Our Foes In The “High Places”

While it is nice to have friends in high places, God's people have foes in high places!

" For we wrestle not against flesh and blood, but against principalities, against powers, against the rulers of the darkness of this world, against spiritual wickedness in high places." (Eph. 6:12).

The Greek word for "high" here is epouranios, elsewhere translated "heavenly," "celestial," and "in heaven." Only here is it translated "high places," a phrase that is elsewhere always found in the Old Testament, where it was associated with the worship of the false god Baal (Num. 22:41; Jer. 19:5; 32:35) and idolatry (II Chron. 14:3).

That's why it angered God when Israel allowed these high places to exist in their midst (Psa. 78:58), and why He was pleased when they were removed (II Kings 18:1-4) and displeased when they were not (II Kings 12:3;14:4; 15:4,35).
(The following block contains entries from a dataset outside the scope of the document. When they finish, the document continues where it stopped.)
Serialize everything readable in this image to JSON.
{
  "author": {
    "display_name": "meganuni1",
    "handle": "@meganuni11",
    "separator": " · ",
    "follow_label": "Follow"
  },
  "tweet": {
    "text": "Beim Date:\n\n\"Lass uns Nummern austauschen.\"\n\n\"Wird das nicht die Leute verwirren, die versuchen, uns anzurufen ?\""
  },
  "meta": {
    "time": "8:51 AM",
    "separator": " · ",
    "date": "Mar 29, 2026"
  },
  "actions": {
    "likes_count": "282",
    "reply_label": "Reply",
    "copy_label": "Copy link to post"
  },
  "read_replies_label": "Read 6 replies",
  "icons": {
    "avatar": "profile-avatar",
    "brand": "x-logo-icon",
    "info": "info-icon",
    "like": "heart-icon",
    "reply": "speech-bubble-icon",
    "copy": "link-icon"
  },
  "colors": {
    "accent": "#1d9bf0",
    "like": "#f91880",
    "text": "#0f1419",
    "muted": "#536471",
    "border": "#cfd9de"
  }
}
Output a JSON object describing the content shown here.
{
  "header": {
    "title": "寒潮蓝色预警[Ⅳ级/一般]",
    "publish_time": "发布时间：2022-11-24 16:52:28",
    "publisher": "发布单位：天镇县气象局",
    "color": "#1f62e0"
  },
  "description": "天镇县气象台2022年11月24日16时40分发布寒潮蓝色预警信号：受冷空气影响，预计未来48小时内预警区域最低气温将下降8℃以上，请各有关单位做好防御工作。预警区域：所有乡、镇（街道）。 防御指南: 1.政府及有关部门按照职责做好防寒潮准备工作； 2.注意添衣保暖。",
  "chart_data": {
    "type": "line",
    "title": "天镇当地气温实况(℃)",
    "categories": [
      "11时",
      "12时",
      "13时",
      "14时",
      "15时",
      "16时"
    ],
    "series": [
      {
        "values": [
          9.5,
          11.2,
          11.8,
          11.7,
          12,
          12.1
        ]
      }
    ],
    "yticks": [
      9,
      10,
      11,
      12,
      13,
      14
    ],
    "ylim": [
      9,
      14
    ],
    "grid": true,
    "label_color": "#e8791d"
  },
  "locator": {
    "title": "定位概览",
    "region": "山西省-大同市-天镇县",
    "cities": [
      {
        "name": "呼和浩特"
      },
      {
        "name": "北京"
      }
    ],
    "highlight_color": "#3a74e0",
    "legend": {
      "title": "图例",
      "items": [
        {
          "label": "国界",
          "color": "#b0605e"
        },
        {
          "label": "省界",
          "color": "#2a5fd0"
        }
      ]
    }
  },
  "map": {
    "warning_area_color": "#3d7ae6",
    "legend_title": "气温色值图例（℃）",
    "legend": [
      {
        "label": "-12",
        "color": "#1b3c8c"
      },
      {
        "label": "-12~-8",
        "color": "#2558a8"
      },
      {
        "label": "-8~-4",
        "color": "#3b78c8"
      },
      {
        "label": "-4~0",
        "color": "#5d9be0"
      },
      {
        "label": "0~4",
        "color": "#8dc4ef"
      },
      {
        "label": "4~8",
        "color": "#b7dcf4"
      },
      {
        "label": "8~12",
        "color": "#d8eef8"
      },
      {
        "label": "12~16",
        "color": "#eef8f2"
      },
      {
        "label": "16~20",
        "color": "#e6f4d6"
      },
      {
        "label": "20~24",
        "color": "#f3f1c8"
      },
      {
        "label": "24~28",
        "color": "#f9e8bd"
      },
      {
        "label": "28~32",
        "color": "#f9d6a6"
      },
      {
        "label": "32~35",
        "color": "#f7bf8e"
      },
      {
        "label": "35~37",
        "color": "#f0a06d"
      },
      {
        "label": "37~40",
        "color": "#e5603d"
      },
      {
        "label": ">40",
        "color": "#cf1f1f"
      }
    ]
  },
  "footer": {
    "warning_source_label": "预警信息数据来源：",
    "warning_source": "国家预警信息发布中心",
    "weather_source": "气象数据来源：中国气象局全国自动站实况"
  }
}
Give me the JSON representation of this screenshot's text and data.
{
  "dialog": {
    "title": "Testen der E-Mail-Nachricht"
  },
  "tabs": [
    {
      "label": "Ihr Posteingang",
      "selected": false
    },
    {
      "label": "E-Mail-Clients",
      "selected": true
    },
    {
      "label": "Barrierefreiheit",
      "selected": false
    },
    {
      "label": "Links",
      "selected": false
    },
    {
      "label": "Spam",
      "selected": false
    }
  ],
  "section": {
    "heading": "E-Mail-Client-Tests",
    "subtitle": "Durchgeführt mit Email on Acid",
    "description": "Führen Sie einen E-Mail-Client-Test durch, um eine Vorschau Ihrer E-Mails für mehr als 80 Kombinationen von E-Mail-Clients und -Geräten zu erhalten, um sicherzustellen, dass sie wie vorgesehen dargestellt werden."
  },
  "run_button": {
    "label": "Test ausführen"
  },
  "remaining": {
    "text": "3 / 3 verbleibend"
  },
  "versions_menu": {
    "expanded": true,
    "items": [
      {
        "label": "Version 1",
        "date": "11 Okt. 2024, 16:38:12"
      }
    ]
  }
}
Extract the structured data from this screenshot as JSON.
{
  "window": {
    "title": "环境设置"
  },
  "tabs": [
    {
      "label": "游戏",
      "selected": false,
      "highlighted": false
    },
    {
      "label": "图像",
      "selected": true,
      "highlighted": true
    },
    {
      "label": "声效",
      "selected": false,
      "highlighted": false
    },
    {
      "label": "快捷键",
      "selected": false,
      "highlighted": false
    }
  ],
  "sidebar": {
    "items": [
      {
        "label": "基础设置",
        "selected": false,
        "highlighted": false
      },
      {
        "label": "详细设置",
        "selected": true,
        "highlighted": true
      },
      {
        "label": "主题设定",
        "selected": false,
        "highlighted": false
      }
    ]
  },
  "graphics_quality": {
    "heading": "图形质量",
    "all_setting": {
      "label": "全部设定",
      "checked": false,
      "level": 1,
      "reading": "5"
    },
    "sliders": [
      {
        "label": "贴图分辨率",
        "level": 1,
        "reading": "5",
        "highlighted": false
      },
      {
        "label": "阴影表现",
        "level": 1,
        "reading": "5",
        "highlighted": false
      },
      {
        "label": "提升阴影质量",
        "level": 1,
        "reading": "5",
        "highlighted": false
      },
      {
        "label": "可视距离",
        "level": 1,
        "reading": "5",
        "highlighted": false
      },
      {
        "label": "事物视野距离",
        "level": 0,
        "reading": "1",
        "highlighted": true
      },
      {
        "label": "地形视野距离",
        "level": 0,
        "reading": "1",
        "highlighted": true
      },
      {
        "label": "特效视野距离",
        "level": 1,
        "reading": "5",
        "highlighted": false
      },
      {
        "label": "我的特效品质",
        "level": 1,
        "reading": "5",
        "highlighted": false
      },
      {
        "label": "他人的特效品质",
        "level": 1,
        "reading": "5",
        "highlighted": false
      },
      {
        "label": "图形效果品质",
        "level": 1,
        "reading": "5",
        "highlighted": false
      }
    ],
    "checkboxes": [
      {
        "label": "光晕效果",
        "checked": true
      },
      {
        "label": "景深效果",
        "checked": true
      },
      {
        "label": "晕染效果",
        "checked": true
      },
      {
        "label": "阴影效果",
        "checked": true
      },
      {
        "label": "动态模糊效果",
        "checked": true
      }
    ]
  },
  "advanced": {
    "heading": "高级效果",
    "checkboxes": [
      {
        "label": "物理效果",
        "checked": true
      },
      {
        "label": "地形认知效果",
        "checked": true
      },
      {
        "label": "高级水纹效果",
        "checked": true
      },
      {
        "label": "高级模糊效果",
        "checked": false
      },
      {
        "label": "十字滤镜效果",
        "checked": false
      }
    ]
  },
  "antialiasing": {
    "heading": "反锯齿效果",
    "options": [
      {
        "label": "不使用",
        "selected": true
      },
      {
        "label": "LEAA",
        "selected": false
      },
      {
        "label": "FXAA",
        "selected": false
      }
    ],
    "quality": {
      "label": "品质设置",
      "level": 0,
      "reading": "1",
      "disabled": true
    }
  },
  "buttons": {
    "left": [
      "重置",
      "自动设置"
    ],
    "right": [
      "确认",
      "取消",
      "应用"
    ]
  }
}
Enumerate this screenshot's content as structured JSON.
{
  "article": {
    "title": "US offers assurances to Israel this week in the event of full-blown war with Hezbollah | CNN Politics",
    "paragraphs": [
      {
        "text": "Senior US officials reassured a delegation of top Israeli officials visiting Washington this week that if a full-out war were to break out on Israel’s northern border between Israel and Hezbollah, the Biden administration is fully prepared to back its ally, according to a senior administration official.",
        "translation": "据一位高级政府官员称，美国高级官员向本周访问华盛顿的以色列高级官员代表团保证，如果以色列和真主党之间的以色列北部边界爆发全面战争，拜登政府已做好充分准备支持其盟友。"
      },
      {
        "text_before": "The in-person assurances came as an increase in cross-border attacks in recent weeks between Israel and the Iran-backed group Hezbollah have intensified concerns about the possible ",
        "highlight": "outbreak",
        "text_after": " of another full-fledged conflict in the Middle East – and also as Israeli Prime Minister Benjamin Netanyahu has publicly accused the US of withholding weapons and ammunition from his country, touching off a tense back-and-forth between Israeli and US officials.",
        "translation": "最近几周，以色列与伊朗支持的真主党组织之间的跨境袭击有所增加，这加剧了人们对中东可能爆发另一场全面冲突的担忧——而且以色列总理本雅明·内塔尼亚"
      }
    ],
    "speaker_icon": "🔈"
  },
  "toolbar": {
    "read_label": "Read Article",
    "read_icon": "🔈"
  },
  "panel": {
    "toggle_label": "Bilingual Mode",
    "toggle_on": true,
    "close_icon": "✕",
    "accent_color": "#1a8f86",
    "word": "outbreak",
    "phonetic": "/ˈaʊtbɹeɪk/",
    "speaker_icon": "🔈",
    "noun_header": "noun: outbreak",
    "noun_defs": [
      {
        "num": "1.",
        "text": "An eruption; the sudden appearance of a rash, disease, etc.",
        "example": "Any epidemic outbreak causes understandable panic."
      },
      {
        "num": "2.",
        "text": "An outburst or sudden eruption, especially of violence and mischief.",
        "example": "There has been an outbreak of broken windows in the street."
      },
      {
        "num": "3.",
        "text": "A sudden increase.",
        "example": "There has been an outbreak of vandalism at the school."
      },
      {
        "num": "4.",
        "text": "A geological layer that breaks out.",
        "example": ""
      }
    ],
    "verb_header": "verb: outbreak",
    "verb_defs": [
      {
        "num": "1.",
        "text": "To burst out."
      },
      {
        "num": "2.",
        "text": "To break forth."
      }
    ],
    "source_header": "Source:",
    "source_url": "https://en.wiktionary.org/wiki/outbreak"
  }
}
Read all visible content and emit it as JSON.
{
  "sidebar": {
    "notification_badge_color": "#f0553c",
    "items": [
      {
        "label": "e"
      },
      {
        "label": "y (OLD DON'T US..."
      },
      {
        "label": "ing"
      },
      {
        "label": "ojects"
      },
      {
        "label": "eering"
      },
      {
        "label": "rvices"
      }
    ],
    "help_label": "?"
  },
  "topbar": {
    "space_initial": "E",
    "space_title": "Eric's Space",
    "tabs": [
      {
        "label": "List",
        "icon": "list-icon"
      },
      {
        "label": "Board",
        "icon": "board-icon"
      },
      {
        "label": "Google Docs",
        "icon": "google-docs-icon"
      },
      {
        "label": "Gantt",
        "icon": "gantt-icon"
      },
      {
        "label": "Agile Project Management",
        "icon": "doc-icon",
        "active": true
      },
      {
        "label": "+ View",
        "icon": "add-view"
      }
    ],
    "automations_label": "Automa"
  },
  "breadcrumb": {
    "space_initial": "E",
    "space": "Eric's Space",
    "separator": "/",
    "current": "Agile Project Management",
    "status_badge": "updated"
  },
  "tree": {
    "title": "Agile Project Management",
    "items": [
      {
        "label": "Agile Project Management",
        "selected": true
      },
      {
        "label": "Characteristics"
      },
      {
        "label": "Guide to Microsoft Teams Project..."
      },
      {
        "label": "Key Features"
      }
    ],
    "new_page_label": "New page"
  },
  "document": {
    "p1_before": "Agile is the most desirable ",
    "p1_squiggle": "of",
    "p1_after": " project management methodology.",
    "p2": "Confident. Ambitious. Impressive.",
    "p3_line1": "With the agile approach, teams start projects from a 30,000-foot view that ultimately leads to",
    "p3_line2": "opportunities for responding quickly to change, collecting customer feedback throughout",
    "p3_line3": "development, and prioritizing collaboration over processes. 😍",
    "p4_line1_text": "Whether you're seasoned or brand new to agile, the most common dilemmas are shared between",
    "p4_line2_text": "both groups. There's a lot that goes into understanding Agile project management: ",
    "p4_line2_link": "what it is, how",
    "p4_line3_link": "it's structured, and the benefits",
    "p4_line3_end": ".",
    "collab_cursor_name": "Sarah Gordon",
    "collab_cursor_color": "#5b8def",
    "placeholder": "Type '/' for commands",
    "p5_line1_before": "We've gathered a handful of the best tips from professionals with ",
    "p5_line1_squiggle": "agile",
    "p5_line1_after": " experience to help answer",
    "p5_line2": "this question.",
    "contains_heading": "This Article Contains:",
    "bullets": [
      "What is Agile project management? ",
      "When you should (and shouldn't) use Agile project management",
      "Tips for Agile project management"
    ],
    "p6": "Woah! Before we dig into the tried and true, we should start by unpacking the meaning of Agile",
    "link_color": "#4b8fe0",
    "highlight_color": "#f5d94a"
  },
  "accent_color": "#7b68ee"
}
But here's the kicker. As strange as it may sound, Jehovah was often worshipped in these high places in the worship of idols (II Kings 17:32; II Chron. 33:17)! If that sounds familiar, it is because fusing the worship of God with idolatry is a device Satan as used for centuries during the Dark Ages in the church of Rome during our own age of “the dispensation of the grace of God.”

This pollution of worship was still going strong when our King James Authorized Version was translated, and it might be why the translators rendered the Greek ‘epouranios’ as "high places" in our text. They may have perceived that while the "spiritual wickedness" they wrestled was the host of fallen angels in heavenly places, the Sphere of Operation of these Wicked Spirits On Earth was in the Roman church whose towering cathedrals reminded them of the "high places" where God was worshipped … but with idols in Israel.

In Daniel's day, a wicked spirit wrestled with the angel Gabriel sent from God to try to keep a message from God from getting through to a man of God, Daniel for 21 days (Dan. 10:10-14).

Similarly, during the Reformation, the Reformers wrestled with wicked spirits who tried to keep the message of God's Word from the people of Godby using the brute strength of the Roman church that restricted His Word to the Latin language that few could read. Ultimately the Reformers wrestled and overcame them by translating the Bible into the languages of the people.

Today those same wicked spirits strive to keep the message of God's Word intended to us from God's people, the message of Paul's distinctive apostleship that brings us the truth for today.